Panorama Shymkent, 8/02/2006
E. Berdigalieva

Diverse Traffic

   Only after a six-month jail term for illegal stay in the Emirates, was 19-year old Nadia (name changed), from Shymkent, miraculously able to contact her relatives. Our consul in Dubai was able to help and organize the deportation of the girl home. Money for the trip home was not anticipated from her mother. "She said that she was going to find employment. I don't know any details. Just return her alive," a crying woman said at the Legal Center for Women's Initiatives "Sana Sezim". With the help of members of "Sana Sezim" and the International Organization for Migration Nadia was returned to Kazakhstan.
   "We are ready to provide her with legal aid and to bring those who forced her into illegal travel to justice, if it is confirmed.
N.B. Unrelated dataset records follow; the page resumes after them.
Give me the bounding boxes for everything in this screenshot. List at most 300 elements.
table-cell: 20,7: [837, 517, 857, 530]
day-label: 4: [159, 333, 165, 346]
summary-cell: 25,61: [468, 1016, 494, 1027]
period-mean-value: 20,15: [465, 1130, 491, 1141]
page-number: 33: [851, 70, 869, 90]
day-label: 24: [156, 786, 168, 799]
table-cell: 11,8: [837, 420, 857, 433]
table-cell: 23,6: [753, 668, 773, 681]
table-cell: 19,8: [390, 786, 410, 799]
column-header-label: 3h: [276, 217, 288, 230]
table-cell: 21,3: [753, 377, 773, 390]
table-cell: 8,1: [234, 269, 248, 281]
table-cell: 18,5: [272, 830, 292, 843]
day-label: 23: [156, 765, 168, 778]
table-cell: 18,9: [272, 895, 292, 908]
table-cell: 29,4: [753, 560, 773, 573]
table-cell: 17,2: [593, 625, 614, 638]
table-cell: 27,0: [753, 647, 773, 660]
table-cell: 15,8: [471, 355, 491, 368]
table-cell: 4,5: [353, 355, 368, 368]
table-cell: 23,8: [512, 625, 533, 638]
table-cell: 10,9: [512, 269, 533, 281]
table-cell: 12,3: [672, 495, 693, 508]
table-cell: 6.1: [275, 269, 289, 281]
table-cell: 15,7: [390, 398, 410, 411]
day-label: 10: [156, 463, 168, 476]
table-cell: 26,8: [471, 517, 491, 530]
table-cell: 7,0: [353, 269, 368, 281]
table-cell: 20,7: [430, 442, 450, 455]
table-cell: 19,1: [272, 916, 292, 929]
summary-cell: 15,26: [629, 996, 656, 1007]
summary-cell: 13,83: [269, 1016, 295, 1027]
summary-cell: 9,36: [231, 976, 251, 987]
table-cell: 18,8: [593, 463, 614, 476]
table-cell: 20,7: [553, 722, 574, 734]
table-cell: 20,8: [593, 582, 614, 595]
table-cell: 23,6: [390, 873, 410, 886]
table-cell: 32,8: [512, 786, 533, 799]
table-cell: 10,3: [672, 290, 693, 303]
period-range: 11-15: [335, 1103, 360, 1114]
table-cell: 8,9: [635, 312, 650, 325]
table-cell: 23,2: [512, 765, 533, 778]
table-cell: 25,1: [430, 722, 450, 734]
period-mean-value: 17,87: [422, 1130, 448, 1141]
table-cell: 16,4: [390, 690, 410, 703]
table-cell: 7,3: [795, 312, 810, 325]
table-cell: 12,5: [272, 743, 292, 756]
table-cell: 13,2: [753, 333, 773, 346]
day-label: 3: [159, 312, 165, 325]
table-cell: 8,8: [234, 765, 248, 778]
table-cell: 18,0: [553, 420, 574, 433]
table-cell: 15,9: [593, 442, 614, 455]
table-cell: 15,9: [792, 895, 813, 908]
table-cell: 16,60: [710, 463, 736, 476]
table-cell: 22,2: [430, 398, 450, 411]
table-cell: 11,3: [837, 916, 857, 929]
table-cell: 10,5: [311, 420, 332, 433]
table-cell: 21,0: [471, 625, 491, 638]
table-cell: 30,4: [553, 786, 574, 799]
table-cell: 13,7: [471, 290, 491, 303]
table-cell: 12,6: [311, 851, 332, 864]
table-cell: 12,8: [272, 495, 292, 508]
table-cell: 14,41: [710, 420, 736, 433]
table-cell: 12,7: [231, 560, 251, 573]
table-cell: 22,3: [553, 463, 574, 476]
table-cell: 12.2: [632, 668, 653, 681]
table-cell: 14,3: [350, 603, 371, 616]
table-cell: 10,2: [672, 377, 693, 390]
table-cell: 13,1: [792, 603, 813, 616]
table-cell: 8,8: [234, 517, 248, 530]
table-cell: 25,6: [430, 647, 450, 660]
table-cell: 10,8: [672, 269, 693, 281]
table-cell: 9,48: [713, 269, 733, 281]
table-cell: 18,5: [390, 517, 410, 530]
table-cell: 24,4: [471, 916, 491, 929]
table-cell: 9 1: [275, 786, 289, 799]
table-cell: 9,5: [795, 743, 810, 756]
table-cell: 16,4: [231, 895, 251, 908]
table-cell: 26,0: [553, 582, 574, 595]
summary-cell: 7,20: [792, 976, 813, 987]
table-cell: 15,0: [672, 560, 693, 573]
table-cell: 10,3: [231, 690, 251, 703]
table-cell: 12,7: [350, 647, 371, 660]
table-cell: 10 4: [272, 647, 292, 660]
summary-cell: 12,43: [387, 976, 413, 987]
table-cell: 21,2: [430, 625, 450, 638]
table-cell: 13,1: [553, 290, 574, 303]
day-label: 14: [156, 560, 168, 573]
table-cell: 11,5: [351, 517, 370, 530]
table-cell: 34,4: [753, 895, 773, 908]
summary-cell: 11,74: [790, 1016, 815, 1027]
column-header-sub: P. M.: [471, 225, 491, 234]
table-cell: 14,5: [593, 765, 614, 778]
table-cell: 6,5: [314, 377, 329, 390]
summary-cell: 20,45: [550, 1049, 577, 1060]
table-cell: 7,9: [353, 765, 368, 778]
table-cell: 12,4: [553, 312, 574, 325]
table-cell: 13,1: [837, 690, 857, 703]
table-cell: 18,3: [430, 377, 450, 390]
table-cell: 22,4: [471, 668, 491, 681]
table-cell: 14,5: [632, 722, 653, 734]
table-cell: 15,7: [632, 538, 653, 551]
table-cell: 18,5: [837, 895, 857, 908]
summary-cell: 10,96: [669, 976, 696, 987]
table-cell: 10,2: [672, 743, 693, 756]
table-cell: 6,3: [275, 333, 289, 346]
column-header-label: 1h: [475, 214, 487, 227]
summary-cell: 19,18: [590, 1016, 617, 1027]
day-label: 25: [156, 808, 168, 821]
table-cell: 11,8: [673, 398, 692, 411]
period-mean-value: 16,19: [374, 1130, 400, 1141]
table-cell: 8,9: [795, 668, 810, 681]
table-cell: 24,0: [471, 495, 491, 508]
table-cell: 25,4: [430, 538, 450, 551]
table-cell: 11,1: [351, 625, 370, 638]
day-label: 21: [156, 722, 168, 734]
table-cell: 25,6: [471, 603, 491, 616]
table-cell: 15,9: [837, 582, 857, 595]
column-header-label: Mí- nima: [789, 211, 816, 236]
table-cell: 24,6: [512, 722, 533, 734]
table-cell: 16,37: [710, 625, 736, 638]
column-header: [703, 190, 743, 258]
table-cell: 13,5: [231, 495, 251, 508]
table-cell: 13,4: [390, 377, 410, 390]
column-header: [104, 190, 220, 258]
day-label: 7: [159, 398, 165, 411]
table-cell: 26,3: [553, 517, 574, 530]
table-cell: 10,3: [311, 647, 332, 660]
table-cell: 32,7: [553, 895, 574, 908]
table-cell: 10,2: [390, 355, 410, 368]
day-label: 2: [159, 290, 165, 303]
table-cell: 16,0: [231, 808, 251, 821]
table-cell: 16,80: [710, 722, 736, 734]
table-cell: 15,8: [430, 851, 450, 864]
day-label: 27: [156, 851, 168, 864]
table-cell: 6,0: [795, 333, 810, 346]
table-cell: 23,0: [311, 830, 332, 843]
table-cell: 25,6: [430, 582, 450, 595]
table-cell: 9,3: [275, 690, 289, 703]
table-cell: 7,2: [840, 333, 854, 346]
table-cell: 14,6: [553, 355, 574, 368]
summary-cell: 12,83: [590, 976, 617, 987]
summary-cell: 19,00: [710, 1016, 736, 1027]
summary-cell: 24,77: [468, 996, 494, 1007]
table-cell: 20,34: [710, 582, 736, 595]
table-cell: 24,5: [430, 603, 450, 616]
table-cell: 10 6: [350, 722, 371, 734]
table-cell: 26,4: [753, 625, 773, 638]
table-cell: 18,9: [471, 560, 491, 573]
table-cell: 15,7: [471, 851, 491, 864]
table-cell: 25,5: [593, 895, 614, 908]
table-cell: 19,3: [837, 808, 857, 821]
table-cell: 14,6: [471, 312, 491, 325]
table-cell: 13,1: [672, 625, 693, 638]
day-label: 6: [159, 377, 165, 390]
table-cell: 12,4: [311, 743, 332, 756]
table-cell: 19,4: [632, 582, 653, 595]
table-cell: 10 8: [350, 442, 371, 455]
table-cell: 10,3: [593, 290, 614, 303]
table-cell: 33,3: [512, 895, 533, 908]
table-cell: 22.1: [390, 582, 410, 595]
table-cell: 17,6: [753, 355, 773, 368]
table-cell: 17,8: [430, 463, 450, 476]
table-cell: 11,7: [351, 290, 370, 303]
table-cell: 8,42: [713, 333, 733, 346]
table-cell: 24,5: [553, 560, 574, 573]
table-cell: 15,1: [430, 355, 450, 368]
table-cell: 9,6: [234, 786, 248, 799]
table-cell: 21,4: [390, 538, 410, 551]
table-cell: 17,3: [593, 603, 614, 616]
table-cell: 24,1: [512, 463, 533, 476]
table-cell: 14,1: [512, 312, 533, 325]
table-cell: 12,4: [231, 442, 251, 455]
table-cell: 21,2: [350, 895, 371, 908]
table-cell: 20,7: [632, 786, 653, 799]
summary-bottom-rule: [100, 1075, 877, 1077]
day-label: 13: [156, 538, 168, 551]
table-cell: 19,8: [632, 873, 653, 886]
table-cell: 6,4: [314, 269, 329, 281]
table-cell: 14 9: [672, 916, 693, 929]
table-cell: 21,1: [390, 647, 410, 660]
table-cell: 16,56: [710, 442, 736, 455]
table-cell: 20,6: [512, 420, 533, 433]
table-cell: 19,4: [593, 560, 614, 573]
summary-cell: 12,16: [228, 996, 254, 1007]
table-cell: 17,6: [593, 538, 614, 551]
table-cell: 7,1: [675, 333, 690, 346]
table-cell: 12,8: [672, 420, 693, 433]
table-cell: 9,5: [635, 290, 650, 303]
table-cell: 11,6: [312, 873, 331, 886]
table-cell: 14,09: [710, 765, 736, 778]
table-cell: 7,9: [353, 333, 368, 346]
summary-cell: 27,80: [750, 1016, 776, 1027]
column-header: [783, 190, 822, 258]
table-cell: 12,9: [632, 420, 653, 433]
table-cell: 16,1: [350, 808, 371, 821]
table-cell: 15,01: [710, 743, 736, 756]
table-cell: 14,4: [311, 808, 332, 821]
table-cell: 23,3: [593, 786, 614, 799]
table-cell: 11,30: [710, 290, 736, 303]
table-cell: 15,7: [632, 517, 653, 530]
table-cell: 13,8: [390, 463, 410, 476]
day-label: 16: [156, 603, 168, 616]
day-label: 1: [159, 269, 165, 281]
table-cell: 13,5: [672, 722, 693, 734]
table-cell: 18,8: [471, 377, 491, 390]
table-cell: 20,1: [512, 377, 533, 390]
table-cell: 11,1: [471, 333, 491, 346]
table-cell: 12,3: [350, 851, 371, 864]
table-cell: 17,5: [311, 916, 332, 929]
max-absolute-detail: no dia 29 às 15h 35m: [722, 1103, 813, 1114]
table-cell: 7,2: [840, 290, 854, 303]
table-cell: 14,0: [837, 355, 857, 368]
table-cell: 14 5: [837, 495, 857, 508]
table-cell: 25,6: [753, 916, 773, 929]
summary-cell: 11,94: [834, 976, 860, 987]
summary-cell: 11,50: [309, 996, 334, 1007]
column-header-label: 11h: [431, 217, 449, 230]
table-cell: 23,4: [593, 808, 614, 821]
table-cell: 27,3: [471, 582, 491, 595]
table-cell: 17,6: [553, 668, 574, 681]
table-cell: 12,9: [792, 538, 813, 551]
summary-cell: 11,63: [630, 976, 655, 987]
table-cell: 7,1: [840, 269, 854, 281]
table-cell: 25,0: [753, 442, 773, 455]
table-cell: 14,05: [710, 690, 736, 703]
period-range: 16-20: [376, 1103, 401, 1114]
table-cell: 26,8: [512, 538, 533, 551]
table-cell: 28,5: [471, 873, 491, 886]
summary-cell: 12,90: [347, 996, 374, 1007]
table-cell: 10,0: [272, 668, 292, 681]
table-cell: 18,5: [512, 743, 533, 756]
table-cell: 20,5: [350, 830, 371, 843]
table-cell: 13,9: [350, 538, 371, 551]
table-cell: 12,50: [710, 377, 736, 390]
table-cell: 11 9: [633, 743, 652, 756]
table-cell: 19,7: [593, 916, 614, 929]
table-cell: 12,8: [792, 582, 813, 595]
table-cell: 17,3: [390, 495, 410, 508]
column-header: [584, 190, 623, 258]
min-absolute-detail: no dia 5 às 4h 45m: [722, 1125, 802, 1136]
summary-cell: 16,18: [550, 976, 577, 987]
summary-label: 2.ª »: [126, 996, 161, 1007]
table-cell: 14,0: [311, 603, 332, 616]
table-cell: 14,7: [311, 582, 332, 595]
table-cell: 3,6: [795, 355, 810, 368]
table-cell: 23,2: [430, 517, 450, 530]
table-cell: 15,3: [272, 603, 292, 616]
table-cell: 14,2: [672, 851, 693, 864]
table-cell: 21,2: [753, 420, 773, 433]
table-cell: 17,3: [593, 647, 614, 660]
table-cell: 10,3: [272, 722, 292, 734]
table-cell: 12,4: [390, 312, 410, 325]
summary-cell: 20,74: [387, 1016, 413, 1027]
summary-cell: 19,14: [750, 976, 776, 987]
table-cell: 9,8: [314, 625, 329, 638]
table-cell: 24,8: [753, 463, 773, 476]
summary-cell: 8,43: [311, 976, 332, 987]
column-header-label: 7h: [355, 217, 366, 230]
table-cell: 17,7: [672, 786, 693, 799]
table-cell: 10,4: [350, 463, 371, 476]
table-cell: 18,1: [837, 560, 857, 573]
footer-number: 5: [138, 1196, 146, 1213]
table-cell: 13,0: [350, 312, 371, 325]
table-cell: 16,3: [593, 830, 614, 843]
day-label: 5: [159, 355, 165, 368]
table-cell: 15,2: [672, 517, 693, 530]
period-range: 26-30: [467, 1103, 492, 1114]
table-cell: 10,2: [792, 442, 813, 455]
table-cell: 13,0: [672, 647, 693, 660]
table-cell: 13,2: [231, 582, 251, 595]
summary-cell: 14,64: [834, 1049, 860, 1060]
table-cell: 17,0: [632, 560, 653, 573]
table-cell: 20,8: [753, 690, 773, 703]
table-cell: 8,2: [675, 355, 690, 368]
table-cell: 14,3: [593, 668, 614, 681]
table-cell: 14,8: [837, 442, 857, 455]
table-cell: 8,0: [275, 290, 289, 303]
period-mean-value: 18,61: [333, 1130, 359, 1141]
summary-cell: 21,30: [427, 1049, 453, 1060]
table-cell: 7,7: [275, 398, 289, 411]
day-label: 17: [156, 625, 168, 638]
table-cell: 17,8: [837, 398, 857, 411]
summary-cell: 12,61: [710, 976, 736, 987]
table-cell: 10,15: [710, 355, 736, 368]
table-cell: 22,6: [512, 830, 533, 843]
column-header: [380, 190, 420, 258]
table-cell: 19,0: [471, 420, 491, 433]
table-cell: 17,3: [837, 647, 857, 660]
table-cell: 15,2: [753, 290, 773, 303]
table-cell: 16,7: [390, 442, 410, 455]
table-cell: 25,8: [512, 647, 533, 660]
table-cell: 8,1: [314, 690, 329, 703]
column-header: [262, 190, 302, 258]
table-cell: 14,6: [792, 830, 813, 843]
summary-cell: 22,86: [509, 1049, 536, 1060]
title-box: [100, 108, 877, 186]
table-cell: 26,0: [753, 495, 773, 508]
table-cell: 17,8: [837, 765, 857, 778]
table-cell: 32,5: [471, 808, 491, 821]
Perhaps she will also need our professional psychological help," said the president of the Legal Center for Women's Initiative's "Sana Sezim", Hadicha Abysheva.
   With experiences like this "Sana Sezim" opened a distance learning workshop called "Human trafficking - a violation of human rights". It was organized for law enforcement officers with the purpose of informing participants about the how to identify victims of human trafficking as well as to discuss collaborations between law enforcement bodies and NGOs in regards to this issue.
   According to statistics based on calls made to the phone hotline at "Sana Sezim", many residents of the South Kazakhstan region decide to work abroad. The leading countries of destination are UAE, Germany, Turkey, China, and more recently South Korea, Cyprus, and Portugal.
   It was discussed at the workshop that even formally registered businesses, which conduct some legal practices, may be involved in trafficking or be so-called recruiters. This is common for different agencies like model agencies, marriage agencies, labor and employment agencies, and tourist firms.
   These people make promises of large and fast earnings to mask the harsh reality of life. Victims of trafficking often go to work or study abroad based on preferential terms. Many of them return psychologically broken, fearing for their lives, and the lives of their loved ones. They are reluctant to share their feelings with people, hiding with the belief that there is no help.
   The outcome of the workshop was the utterance of one participant, supported by all "Do not support slavery!" Under this slogan, law enforcement officers can now work to protect against poor, hasty choices by those who need work, like Nadia.